Um nome importante do meio artístico utilizando seu prestígio para promover um ambiente tóxico de trabalho ao promover abusos morais e até sexuais a seus subordinados. Não, ainda não se trata da cinebiografia de Harvey Weinstein e sim do mote principal de “Anna”, novo filme dirigido por Heitor Dhalia. 

Conhecido por filmes como “O Cheiro do Ralo” e “Serra Pelada”, Dhalia precisou lidar com as necessárias mudanças sociais trazidas pela onda feminista intensificada na última década, especialmente, no mundo das artes com as revelações surgidas na esteira do #MeToo nos EUA, Europa e Brasil para realizar o filme.  

Nesta entrevista exclusiva concedida ao Cine Set, o diretor fala sobre como foi readaptar diversas vezes o roteiro de “Anna” à medida em que novos elementos e debates eram trazidos à tona, além de desabafar sobre lançar o filme em plena pandemia. 

Cine Set – “Anna” aborda mostra este processo artístico conturbado que ultrapassa limites éticos em muitos pontos a partir do machismo e do poder de um diretor sobre seu elenco. Quais cuidados e pontos norteadores você e a Nara Chaib Mendes buscaram na construção do roteiro na abordagem destes assuntos? 

Heitor Dhalia – O projeto começou a ser idealizado muitos anos antes de estourar os casos do #MeToo; para se ter uma ideia, foi antes mesmo da Primavera Feminista. A história tinha um outro contexto ao partir da figura mítica de um diretor de teatro com seu processo de criação, a relação com o elenco e as dinâmicas do fazer teatral. 

Ficamos muito tempo fazendo o roteiro, houve dificuldade de captação por ser um filme de arte e, quando conseguimos levantar o dinheiro, o mundo mudou com a Primavera Feminista e ressignificou todo o debate público sobre o tema. Foi preciso readaptar o roteiro trazendo estas discussões contemporâneas. Porém, no momento da pré-produção, estourou o #MeToo e, mais uma vez, ressignificou tudo. 

Foi um debate muito tenso de construção desta narrativa por conta do conflito histórico. “Anna” tentou incorporar isso ainda que mantendo uma integridade artística sem medo nem cair no panfletário. A ideia era ter uma discussão ampla, esférica e contraditória como o ser humano é. Além da Nara, o elenco debateu muito para ajudar nesta construção começando na sala de ensaio e, em seguida, levando para o set. Foi um processo rico de criação até pelo conjunto de atores muito engajados, politizados, questionadores. 

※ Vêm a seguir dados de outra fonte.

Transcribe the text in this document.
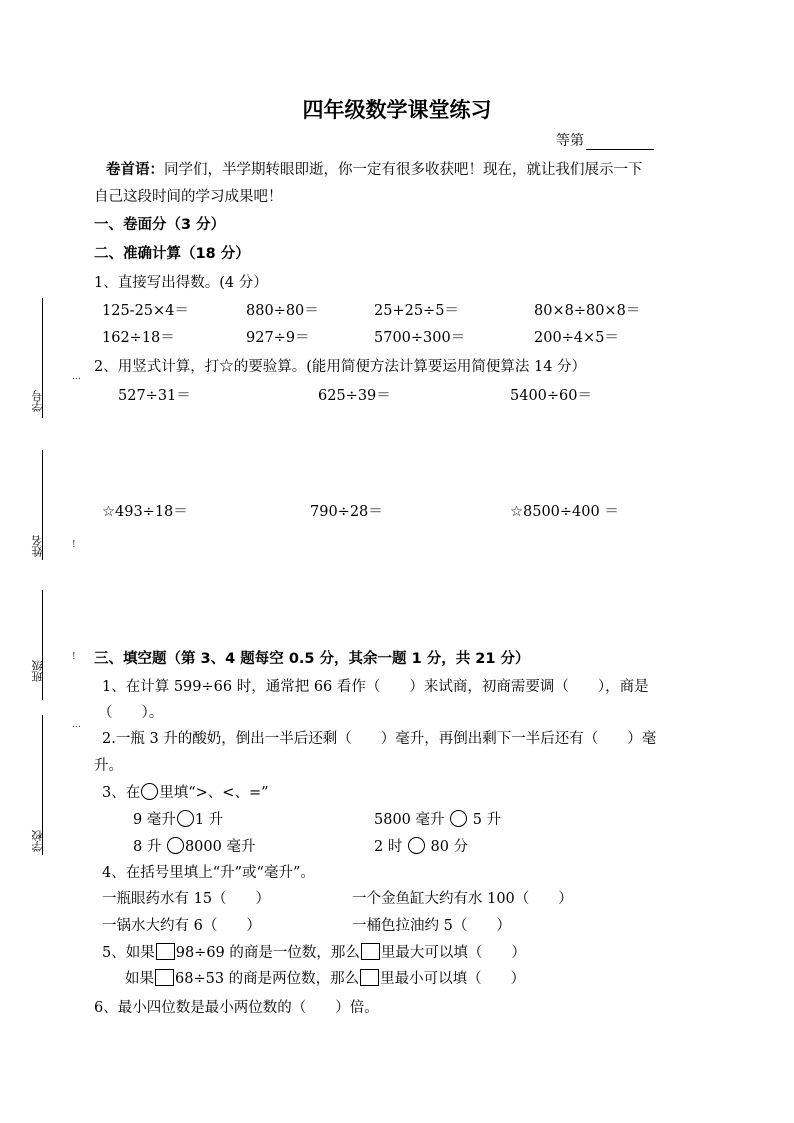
学号
姓名
班级
学校
…
!
!
…
四年级数学课堂练习
等第
卷首语：同学们，半学期转眼即逝，你一定有很多收获吧！现在，就让我们展示一下
自己这段时间的学习成果吧！
一、卷面分（3 分）
二、准确计算（18 分）
1、直接写出得数。(4 分）
125-25×4＝	880÷80＝	25+25÷5＝	80×8÷80×8＝
162÷18＝	927÷9＝	5700÷300＝	200÷4×5＝
2、用竖式计算，打☆的要验算。(能用简便方法计算要运用简便算法 14 分）
527÷31＝	625÷39＝	5400÷60＝
☆493÷18＝	790÷28＝	☆8500÷400 ＝
三、填空题（第 3、4 题每空 0.5 分，其余一题 1 分，共 21 分）
1、在计算 599÷66 时，通常把 66 看作（　　）来试商，初商需要调（　　），商是
（　　）。
2.一瓶 3 升的酸奶，倒出一半后还剩（　　）毫升，再倒出剩下一半后还有（　　）毫
升。
3、在 里填“>、<、=”
9 毫升 1 升	5800 毫升  5 升
8 升 8000 毫升	2 时  80 分
4、在括号里填上“升”或“毫升”。
一瓶眼药水有 15（　　）	一个金鱼缸大约有水 100（　　）
一锅水大约有 6（　　）	一桶色拉油约 5（　　）
5、如果 98÷69 的商是一位数，那么 里最大可以填（　　）
如果 68÷53 的商是两位数，那么 里最小可以填（　　）
6、最小四位数是最小两位数的（　　）倍。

Durante a montagem, a discussão continuou, afinal, é uma obra perene abordando um debate público fervoroso, apaixonado, mas, que também tem excessos e contradições, mudando a toda hora. Diante disso, preferimos adotar um período de montagem mais longo para amadurecer a discussão do filme e não ficar preso aos sabores do momento. Minha preocupação era fazer uma produção além do tempo.  

Finalizamos “Anna” e, quando estava prestes a ser lançado, surgiu a pandemia com o contexto novamente alterado. Estamos lançando agora para cumprir prazos da Ancine (Agência Nacional de Cinema) neste momento em que as salas de cinemas não estão cheias, mas, acredito que o filme encontrará o espaço dele. “Anna” foi um filme desafiado pelo seu tempo. 

Cine Set – Durante boa parte da história, aqueles abusos do Arthur são vistos pelos outros atores nos ensaios e praticamente eles não reagem. A história também corria solta no meio cultural como mostra o filme. E é inevitável pensar nos casos trazidos à tona pelo #MeToo nos EUA e no Brasil. De que forma você acredita que uma cadeia de abusos como essa pode ser interrompida? Você sente que há uma conivência do meio em abafar ou não se posicionar em casos do tipo?  

Heitor Dhalia – Cinema e teatro possuem dinâmicas diferentes: o primeiro acontece em um período de tempo muito curto, enquanto o segundo é de longo prazo com suas companhias. E há estas figuras de poder no teatro que, aliás, se faz presente no filme na fala de ser e continuar rei, algo trazido em “Hamlet” e que o Arthur faz uma reflexão de grandes personagens shakesperianos como Rei Lear, Macbeth de estar no comando e de estar desafiado o tempo inteiro. Não é fácil estar no poder, se perpetuar nele, os motivos de tê-lo nem como você o usa.  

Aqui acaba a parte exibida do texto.